Once our features are deployed and verified in production, we need to keep a close eye on how they perform. Monitor is the SAFe DevOps Health Radar activity that focuses on tracking system performance, end-user behavior, incidents, and business value. In this video, I walk through what monitoring involves and why it is essential for making the right decisions about your features.
Where Monitor Fits in the Pipeline#
The SAFe DevOps Health Radar starts with bright ideas from the customer or business. We extract a hypothesis, create an epic, collaborate and research to identify the real customer need, architect the minimal amount of architecture needed, and break the epic into features. We develop user stories, commit code, build deployable packages, test them, deploy to staging, and then deploy to the production environment. After verifying that everything is working in production, we need to monitor what is happening.
Why We Monitor#
Monitoring production means we can track features to understand system performance, identify incidents, observe end-user behavior, and measure the business value we deliver. We monitor because we want to ensure production runs as smoothly as possible. But there is more: we also want to validate the business hypothesis. Back in the hypothesis step, we defined what business value we expect. In the monitor step, we measure whether we actually deliver that value.
Full-Stack Telemetry#
To monitor effectively, we use full-stack telemetry. If you recall the architect step from this series, that is where we architect for operability. We decide what data needs to be logged. In the develop step, we implement all the logging. In the monitor step, we collect those log statements and feed them into a telemetry system so we can browse and analyze them.
It is important to log different types of data:
- Application data to track down technical issues and errors
- Business data to validate whether the business hypothesis holds true
Dashboards and Visual Displays#
Raw telemetry data is hard to read. That is why we use dashboards to visualize everything. These visual displays make it easy to interpret the information at a glance.
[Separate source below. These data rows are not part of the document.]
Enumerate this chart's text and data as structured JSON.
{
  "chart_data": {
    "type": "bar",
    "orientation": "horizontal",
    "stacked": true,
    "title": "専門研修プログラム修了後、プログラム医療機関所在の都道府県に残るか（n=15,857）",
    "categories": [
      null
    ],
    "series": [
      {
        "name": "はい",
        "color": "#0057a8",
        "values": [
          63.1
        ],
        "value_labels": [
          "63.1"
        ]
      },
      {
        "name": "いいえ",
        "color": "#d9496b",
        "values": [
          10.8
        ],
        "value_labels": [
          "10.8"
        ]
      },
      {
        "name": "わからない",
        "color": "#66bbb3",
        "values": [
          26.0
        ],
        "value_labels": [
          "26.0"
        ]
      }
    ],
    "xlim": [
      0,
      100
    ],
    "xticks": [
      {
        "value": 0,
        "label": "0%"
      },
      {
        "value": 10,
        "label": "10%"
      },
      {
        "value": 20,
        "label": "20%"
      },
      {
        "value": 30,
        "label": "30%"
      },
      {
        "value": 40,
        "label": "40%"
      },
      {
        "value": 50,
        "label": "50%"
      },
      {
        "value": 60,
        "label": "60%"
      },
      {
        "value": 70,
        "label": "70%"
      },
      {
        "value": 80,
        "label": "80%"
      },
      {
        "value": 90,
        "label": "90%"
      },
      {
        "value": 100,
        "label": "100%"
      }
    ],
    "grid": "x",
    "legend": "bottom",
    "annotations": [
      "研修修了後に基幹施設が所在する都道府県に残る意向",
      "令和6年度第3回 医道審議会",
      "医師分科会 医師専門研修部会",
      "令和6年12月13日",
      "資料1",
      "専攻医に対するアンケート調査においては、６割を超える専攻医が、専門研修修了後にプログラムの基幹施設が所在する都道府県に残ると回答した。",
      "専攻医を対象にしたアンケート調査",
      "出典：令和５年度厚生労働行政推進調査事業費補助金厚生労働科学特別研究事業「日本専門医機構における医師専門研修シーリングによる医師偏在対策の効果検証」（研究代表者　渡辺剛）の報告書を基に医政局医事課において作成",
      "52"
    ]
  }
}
In these dashboards we can show:
- DevOps metrics such as last deployment, last outage, and average lead time
- End-user behavior to understand how features are being used
- Business value trends to track whether we deliver what we promised
It is important that the entire organization has access to these dashboards, not just the development team. Visibility across the organization enables better decisions.
Federated Monitoring#
Monitoring a single application in isolation is not enough. Applications have dependencies on other applications and on the underlying infrastructure. We need to consolidate all telemetry data into a federated monitoring platform that provides a holistic view.
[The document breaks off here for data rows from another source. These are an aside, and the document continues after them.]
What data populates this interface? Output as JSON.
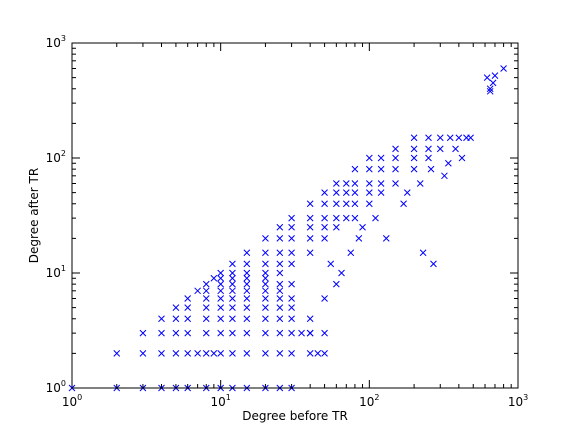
{
  "chart_data": {
    "type": "scatter",
    "title": "",
    "xlabel": "Degree before TR",
    "ylabel": "Degree after TR",
    "xscale": "log",
    "yscale": "log",
    "xlim": [
      1,
      1000
    ],
    "ylim": [
      1,
      1000
    ],
    "grid": false,
    "marker": "x",
    "marker_color": "#0000ff",
    "x_tick_labels": [
      {
        "base": "10",
        "exp": "0"
      },
      {
        "base": "10",
        "exp": "1"
      },
      {
        "base": "10",
        "exp": "2"
      },
      {
        "base": "10",
        "exp": "3"
      }
    ],
    "y_tick_labels": [
      {
        "base": "10",
        "exp": "0"
      },
      {
        "base": "10",
        "exp": "1"
      },
      {
        "base": "10",
        "exp": "2"
      },
      {
        "base": "10",
        "exp": "3"
      }
    ],
    "series": [
      {
        "x": [
          1,
          2,
          3,
          4,
          5,
          6,
          8,
          10,
          12,
          15,
          20,
          25,
          30,
          2,
          3,
          4,
          5,
          6,
          7,
          8,
          9,
          10,
          12,
          15,
          20,
          25,
          30,
          40,
          50,
          3,
          4,
          5,
          6,
          8,
          10,
          12,
          15,
          20,
          25,
          30,
          40,
          50,
          4,
          5,
          6,
          8,
          10,
          12,
          15,
          20,
          25,
          30,
          40,
          5,
          6,
          8,
          10,
          12,
          15,
          20,
          25,
          30,
          6,
          8,
          10,
          12,
          15,
          20,
          25,
          30,
          7,
          8,
          10,
          12,
          15,
          20,
          25,
          8,
          10,
          12,
          15,
          20,
          25,
          9,
          10,
          12,
          15,
          20,
          10,
          12,
          15,
          20,
          25,
          12,
          15,
          20,
          25,
          30,
          15,
          20,
          25,
          30,
          40,
          20,
          25,
          30,
          40,
          50,
          25,
          30,
          40,
          50,
          60,
          30,
          40,
          50,
          60,
          70,
          80,
          40,
          50,
          60,
          70,
          80,
          100,
          50,
          60,
          70,
          80,
          100,
          120,
          60,
          70,
          80,
          100,
          120,
          150,
          80,
          100,
          120,
          150,
          200,
          100,
          120,
          150,
          200,
          250,
          150,
          200,
          250,
          300,
          200,
          250,
          300,
          350,
          400,
          35,
          40,
          45,
          30,
          50,
          55,
          60,
          65,
          75,
          85,
          90,
          110,
          130,
          170,
          180,
          220,
          230,
          260,
          270,
          320,
          340,
          380,
          420,
          450,
          480,
          620,
          650,
          680,
          700,
          800,
          650
        ],
        "y": [
          1,
          1,
          1,
          1,
          1,
          1,
          1,
          1,
          1,
          1,
          1,
          1,
          1,
          2,
          2,
          2,
          2,
          2,
          2,
          2,
          2,
          2,
          2,
          2,
          2,
          2,
          2,
          2,
          2,
          3,
          3,
          3,
          3,
          3,
          3,
          3,
          3,
          3,
          3,
          3,
          3,
          3,
          4,
          4,
          4,
          4,
          4,
          4,
          4,
          4,
          4,
          4,
          4,
          5,
          5,
          5,
          5,
          5,
          5,
          5,
          5,
          5,
          6,
          6,
          6,
          6,
          6,
          6,
          6,
          6,
          7,
          7,
          7,
          7,
          7,
          7,
          7,
          8,
          8,
          8,
          8,
          8,
          8,
          9,
          9,
          9,
          9,
          9,
          10,
          10,
          10,
          10,
          10,
          12,
          12,
          12,
          12,
          12,
          15,
          15,
          15,
          15,
          15,
          20,
          20,
          20,
          20,
          20,
          25,
          25,
          25,
          25,
          25,
          30,
          30,
          30,
          30,
          30,
          30,
          40,
          40,
          40,
          40,
          40,
          40,
          50,
          50,
          50,
          50,
          50,
          50,
          60,
          60,
          60,
          60,
          60,
          60,
          80,
          80,
          80,
          80,
          80,
          100,
          100,
          100,
          100,
          100,
          120,
          120,
          120,
          120,
          150,
          150,
          150,
          150,
          150,
          3,
          3,
          2,
          8,
          6,
          12,
          8,
          10,
          15,
          20,
          25,
          30,
          20,
          40,
          50,
          60,
          15,
          80,
          12,
          70,
          90,
          120,
          100,
          150,
          150,
          500,
          400,
          450,
          520,
          600,
          380
        ]
      }
    ]
  }
}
Only with federated monitoring can we track down performance problems and issues across applications and across the infrastructure. This consolidated view is critical for understanding the full picture.
AIOps: Artificial Intelligence for IT Operations#
When we monitor multiple applications and infrastructure, the volume of data points, events, and alerts becomes overwhelming. We face a big data problem.
AIOps helps by:
- Aggregating data from all sources
- Correlating events across the entire application landscape
- Analyzing patterns to surface meaningful insights
- Predicting root causes so we can fix issues faster
- Detecting anomalies before they become incidents
AIOps tools visualize all dependencies in your application landscape and let you trace issues through the entire chain.
What Monitoring Produces#
When we monitor effectively, we gain several capabilities:
- Feature tracking: We can see if features are used and how end users interact with them
- System performance: We observe how the system performs in production, including API response times and resource consumption
- Incident prevention and analysis: Monitoring helps us prevent incidents and analyze them when they occur
- Business value measurement: We can measure whether the hypothesis from the beginning of the pipeline holds true, enabling the business to decide whether to invest more in a feature, keep it, or remove it
The Maturity Levels#
The SAFe DevOps Health Radar provides a maturity assessment for Monitor:
- Sit: No feature-level production monitoring exists. Only infrastructure monitoring is in place.
- Crawl: Features only log faults and exceptions. Analyzing events involves manually correlating logs from multiple systems.
- Walk: Features log faults, user activity, and other events. Data is analyzed manually to investigate incidents and measure business value of features.
- Run: Full-stack monitoring is in place. Events can be correlated throughout the architecture. Data is presented through system-specific dashboards.
- Fly: Federated monitoring platform provides one-stop access to full-stack insights. Data is used to gauge system performance and business value.
Closing the Feedback Loop#
The most important aspect of monitoring is that it closes the feedback loop. Back in the hypothesis step, we defined the business value we wanted to create. By tracking this business value in production, we enable the business to make the right decisions: Should we invest more into this feature or less? Should we enable this feature for all users or disable it entirely?
Monitoring is the crucial piece that allows us to build the right thing right.
Key Takeaways#
- Use full-stack telemetry. Log both application data and business data to get a complete picture.
- Visualize with dashboards. Make monitoring data accessible and easy to interpret for the entire organization.
- Implement federated monitoring. A single application view is not enough. You need to see across all applications and infrastructure.
- Leverage AIOps. When data volume exceeds human capacity, use AI to aggregate, correlate, and detect anomalies.
- Measure business value. Monitoring is not just about uptime. It is about validating whether the business hypothesis is true.
- Close the feedback loop. Use monitoring insights to make informed decisions about which features to keep, improve, or remove.